Cela étant, ce départ des forces françaises de ces trois bases avancées situées dans le nord du Mali avait aussi été vivement critiqué par M. Maïga, celui ayant parlé d’un « abandon en plein vol » de la France afin de justifier le recours éventuel à la Russie, via la société militaire privée [SMP] Wagner, proche du Kremlin, qu’il n’avait cependant pas nommée.

La semaine passée, le ministre malien des Affaires étrangères, Abdoulaye Diop, a rencontré son homologue russe, Sergueï Lavrov, pour évoquer la situation de son pays. « Nous souhaitons pouvoir compter sur la Russie, un partenaire réaliste et pragmatique qui a su faire preuve de son efficacité dans le cadre de la lutte contre le terrorisme dans d’autres théâtres d’opération », a-t-il dit, lors d’une conférence de presse, le 11 novembre. Et d’évoquer un renforcement de la coopération militaire avec Moscou, via des équipements et des formations.

De son côté, M. Lavrov a estimé que, avec le départ de Barkhane du nord du Mali, « les terroristes se sentent de plus en plus à l’aise ».

« Nous comprenons la nécessité de renforcer le potentiel antiterroriste du Mali. Nous fournissons des équipements, des armes et des munitions via nos canaux étatiques. Nous ferons tout notre possible pour prévenir les menaces contre l’État et l’intégrité territoriale du Mali. Il faut éviter le vide de pouvoir qui pourrait se former dans le Nord du pays en raison de la décision de nos collègues français d’évacuer une partie de leur contingent du Mali et de fermer trois des cinq bases militaires dans la zone d’activité la plus intense des groupes terroristes », a insisté le chef de la diplomatie russe.
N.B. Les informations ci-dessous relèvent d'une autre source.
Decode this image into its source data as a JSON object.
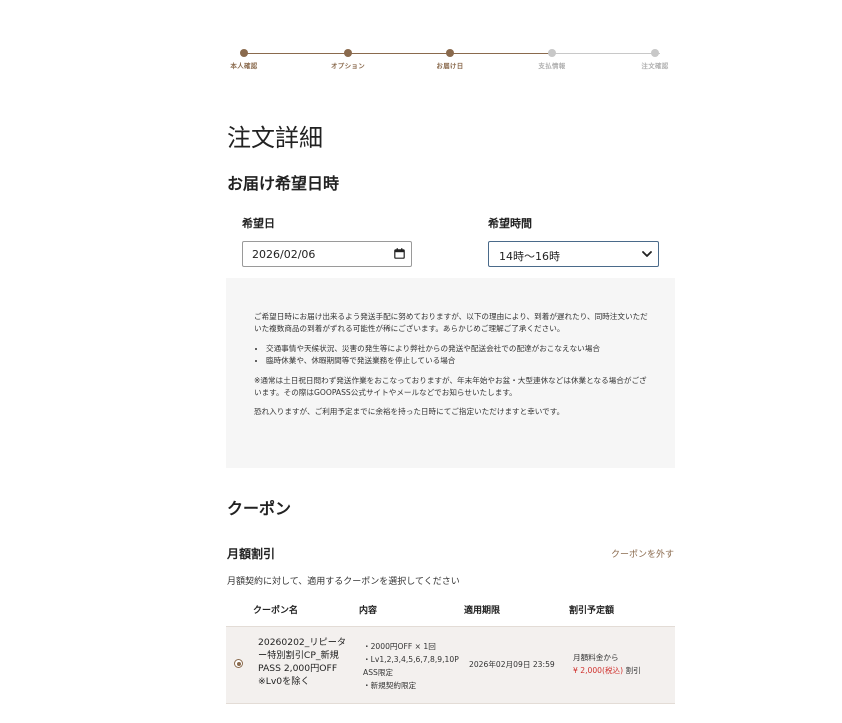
{
  "stepper": {
    "steps": [
      {
        "label": "本人確認",
        "done": true
      },
      {
        "label": "オプション",
        "done": true
      },
      {
        "label": "お届け日",
        "done": true
      },
      {
        "label": "支払情報",
        "done": false
      },
      {
        "label": "注文確認",
        "done": false
      }
    ]
  },
  "page_title": "注文詳細",
  "delivery": {
    "title": "お届け希望日時",
    "date_label": "希望日",
    "date_value": "2026/02/06",
    "time_label": "希望時間",
    "time_value": "14時〜16時"
  },
  "notice": {
    "para1": "ご希望日時にお届け出来るよう発送手配に努めておりますが、以下の理由により、到着が遅れたり、同時注文いただいた複数商品の到着がずれる可能性が稀にございます。あらかじめご理解ご了承ください。",
    "bullets": [
      "交通事情や天候状況、災害の発生等により弊社からの発送や配送会社での配達がおこなえない場合",
      "臨時休業や、休暇期間等で発送業務を停止している場合"
    ],
    "para2": "※通常は土日祝日問わず発送作業をおこなっておりますが、年末年始やお盆・大型連休などは休業となる場合がございます。その際はGOOPASS公式サイトやメールなどでお知らせいたします。",
    "para3": "恐れ入りますが、ご利用予定までに余裕を持った日時にてご指定いただけますと幸いです。"
  },
  "coupon": {
    "title": "クーポン",
    "monthly_title": "月額割引",
    "remove_label": "クーポンを外す",
    "description": "月額契約に対して、適用するクーポンを選択してください",
    "headers": [
      "クーポン名",
      "内容",
      "適用期限",
      "割引予定額"
    ],
    "rows": [
      {
        "name": "20260202_リピーター特別割引CP_新規PASS 2,000円OFF ※Lv0を除く",
        "content": "・2000円OFF × 1回\n・Lv1,2,3,4,5,6,7,8,9,10PASS限定\n・新規契約限定",
        "expiry": "2026年02月09日 23:59",
        "discount_prefix": "月額料金から",
        "discount_amount": "¥ 2,000(税込)",
        "discount_suffix": "割引"
      }
    ]
  },
  "colors": {
    "accent": "#8a6a4d",
    "inactive": "#c8c8c8",
    "red": "#d0312d"
  }
}
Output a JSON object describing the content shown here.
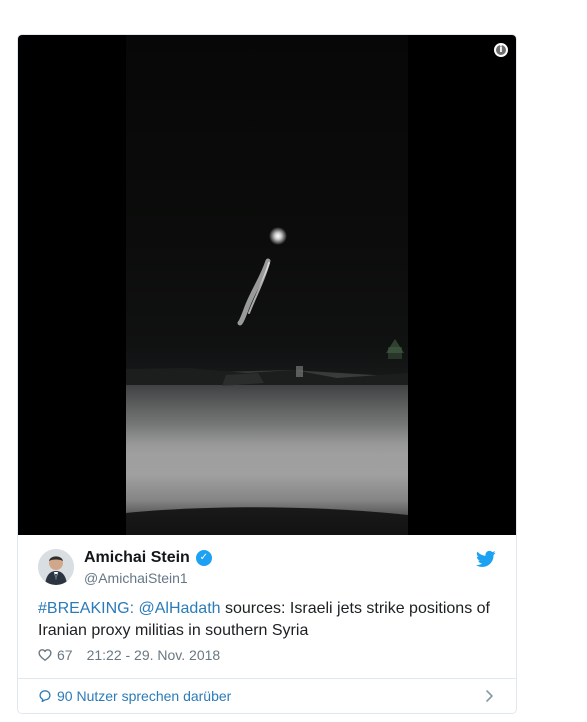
{
  "tweet": {
    "media": {
      "info_icon": "info-icon"
    },
    "author": {
      "name": "Amichai Stein",
      "handle": "@AmichaiStein1",
      "verified_icon": "verified-checkmark-icon",
      "brand_icon": "twitter-bird-icon"
    },
    "text": {
      "hashtag": "#BREAKING:",
      "mention": "@AlHadath",
      "body": "sources: Israeli jets strike positions of Iranian proxy militias in southern Syria"
    },
    "meta": {
      "like_count": "67",
      "timestamp": "21:22 - 29. Nov. 2018"
    },
    "conversation": {
      "label": "90 Nutzer sprechen darüber"
    }
  },
  "colors": {
    "link_blue": "#2b7bb9",
    "twitter_blue": "#1da1f2",
    "text_primary": "#1c2022",
    "text_muted": "#697882",
    "border": "#e1e8ed"
  }
}
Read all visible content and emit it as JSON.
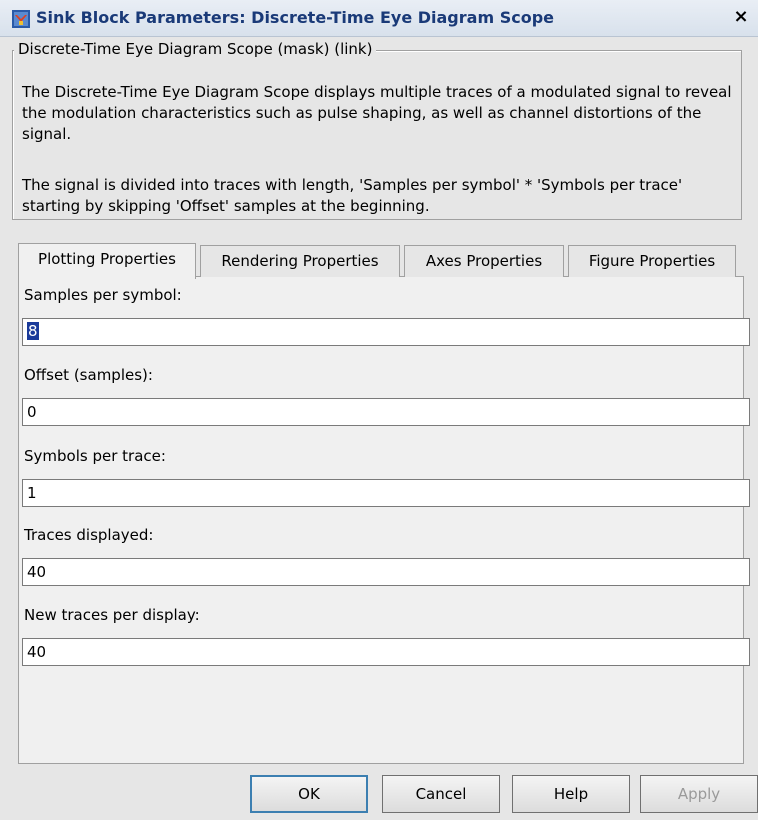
{
  "window": {
    "title": "Sink Block Parameters: Discrete-Time Eye Diagram Scope",
    "close_glyph": "×"
  },
  "description": {
    "legend": "Discrete-Time Eye Diagram Scope (mask) (link)",
    "paragraph1": "The Discrete-Time Eye Diagram Scope displays multiple traces of a modulated signal to reveal the modulation characteristics such as pulse shaping, as well as channel distortions of the signal.",
    "paragraph2": "The signal is divided into traces with length, 'Samples per symbol'  * 'Symbols per trace' starting by skipping 'Offset' samples at the beginning."
  },
  "tabs": [
    {
      "label": "Plotting Properties",
      "active": true
    },
    {
      "label": "Rendering Properties",
      "active": false
    },
    {
      "label": "Axes Properties",
      "active": false
    },
    {
      "label": "Figure Properties",
      "active": false
    }
  ],
  "fields": {
    "samples_per_symbol": {
      "label": "Samples per symbol:",
      "value": "8"
    },
    "offset": {
      "label": "Offset (samples):",
      "value": "0"
    },
    "symbols_per_trace": {
      "label": "Symbols per trace:",
      "value": "1"
    },
    "traces_displayed": {
      "label": "Traces displayed:",
      "value": "40"
    },
    "new_traces": {
      "label": "New traces per display:",
      "value": "40"
    }
  },
  "buttons": {
    "ok": "OK",
    "cancel": "Cancel",
    "help": "Help",
    "apply": "Apply"
  },
  "icons": {
    "app": "simulink-block-icon",
    "close": "close-icon"
  },
  "colors": {
    "title_text": "#1a3a78",
    "selection": "#1a3a9a"
  }
}
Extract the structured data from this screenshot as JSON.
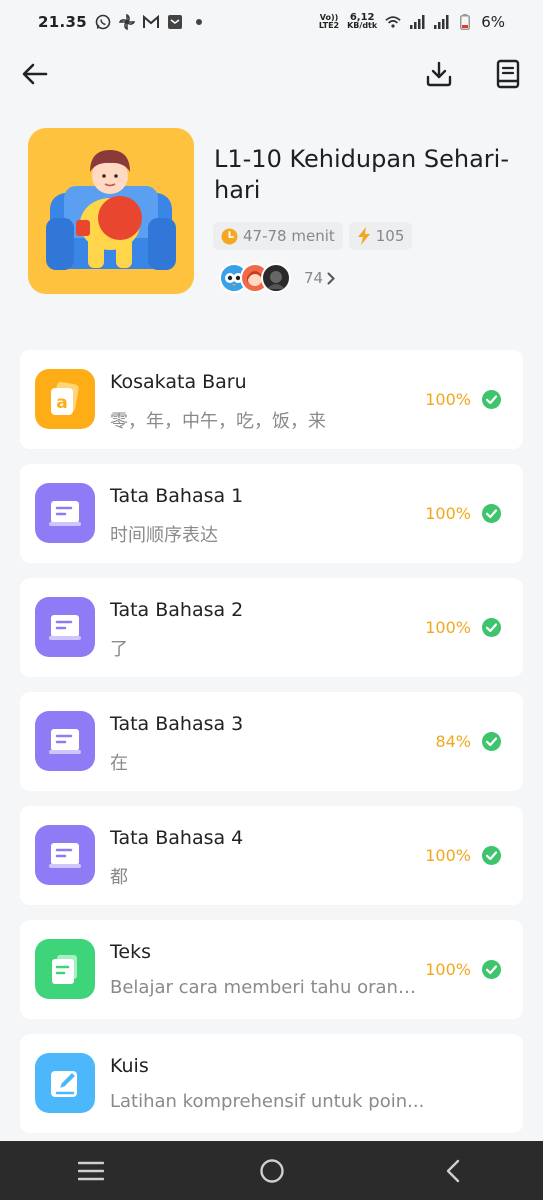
{
  "status_bar": {
    "time": "21.35",
    "net_line1": "6,12",
    "net_line2": "KB/dtk",
    "lte_line1": "Vo))",
    "lte_line2": "LTE2",
    "battery": "6%",
    "icons": [
      "whatsapp-icon",
      "pinwheel-icon",
      "gmail-icon",
      "inbox-icon",
      "dot-icon",
      "wifi-icon",
      "signal-icon",
      "battery-icon"
    ]
  },
  "nav": {
    "back_icon": "arrow-left-icon",
    "download_icon": "download-icon",
    "book_icon": "book-icon"
  },
  "lesson": {
    "title": "L1-10 Kehidupan Sehari-hari",
    "duration": "47-78 menit",
    "xp": "105",
    "learner_count": "74"
  },
  "items": [
    {
      "title": "Kosakata Baru",
      "subtitle": "零，年，中午，吃，饭，来",
      "progress": "100%",
      "icon": "vocab-card-icon",
      "color": "#ffad17"
    },
    {
      "title": "Tata Bahasa 1",
      "subtitle": "时间顺序表达",
      "progress": "100%",
      "icon": "grammar-book-icon",
      "color": "#8f7bf5"
    },
    {
      "title": "Tata Bahasa 2",
      "subtitle": "了",
      "progress": "100%",
      "icon": "grammar-book-icon",
      "color": "#8f7bf5"
    },
    {
      "title": "Tata Bahasa 3",
      "subtitle": "在",
      "progress": "84%",
      "icon": "grammar-book-icon",
      "color": "#8f7bf5"
    },
    {
      "title": "Tata Bahasa 4",
      "subtitle": "都",
      "progress": "100%",
      "icon": "grammar-book-icon",
      "color": "#8f7bf5"
    },
    {
      "title": "Teks",
      "subtitle": "Belajar cara memberi tahu orang l...",
      "progress": "100%",
      "icon": "text-document-icon",
      "color": "#3dd47a"
    },
    {
      "title": "Kuis",
      "subtitle": "Latihan komprehensif untuk poin...",
      "progress": "",
      "icon": "quiz-pencil-icon",
      "color": "#4cb8fb"
    }
  ],
  "colors": {
    "accent": "#f2a81c",
    "check": "#3ec46d",
    "background": "#f5f6f7"
  },
  "system_nav": [
    "menu-icon",
    "home-icon",
    "back-chevron-icon"
  ]
}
Quant à la SMP Wagner, avec laquelle Bamako n’a toujours pas signé d’accord bien qu’une telle intention lui est prêtée, elle devrait être sanctionnée par l’Union européenne [UE]. C’est en effet ce qu’a affirmé Josep Borrell, le Haut représentant de l’Union pour les Affaires étrangères et la politique de sécurité.

L’UE est effectivement concernée par ce recours éventuel du Mali aux mercenaires russes dans la mesure où elle conduit une mission de formation auprès des FAMa [EUTM Mali, ndlr].

« Il y a un consensus pour prendre des mesures restrictives contre ce groupe. Elles seront décidées dès que le travail au niveau technique aura été achevé. Des propositions spécifiques pour désigner des individus et des entités vont être évaluées », a ainsi déclaré M. Borrell, le 15 novembre, à l’issue d’une réunion des ministres des Affaires étrangères des 27 États membres de l’UE.

Selon le chef de la diplomatie française, Jean-Yves Le Drian, il s’agirait de décider des « sanctions contre les membres de la société Wagner et contre les sociétés qui travaillent directement » avec elle.

Le 12 novembre, lors d’un entretien avec leurs homologues russes, la ministre des Armées, Florence Parly, et M. Le Drian ont exprimé le « caractère inacceptable que revêtirait le déploiement de mercenaires de Wagner dans la bande sahélo-saharienne » et « réitéré leurs messages de fermeté quant aux risques de déstabilisation régionale et d’atteinte aux intérêts de la France et de ses partenaires engagés dans la lutte contre le terrorisme au Sahel ».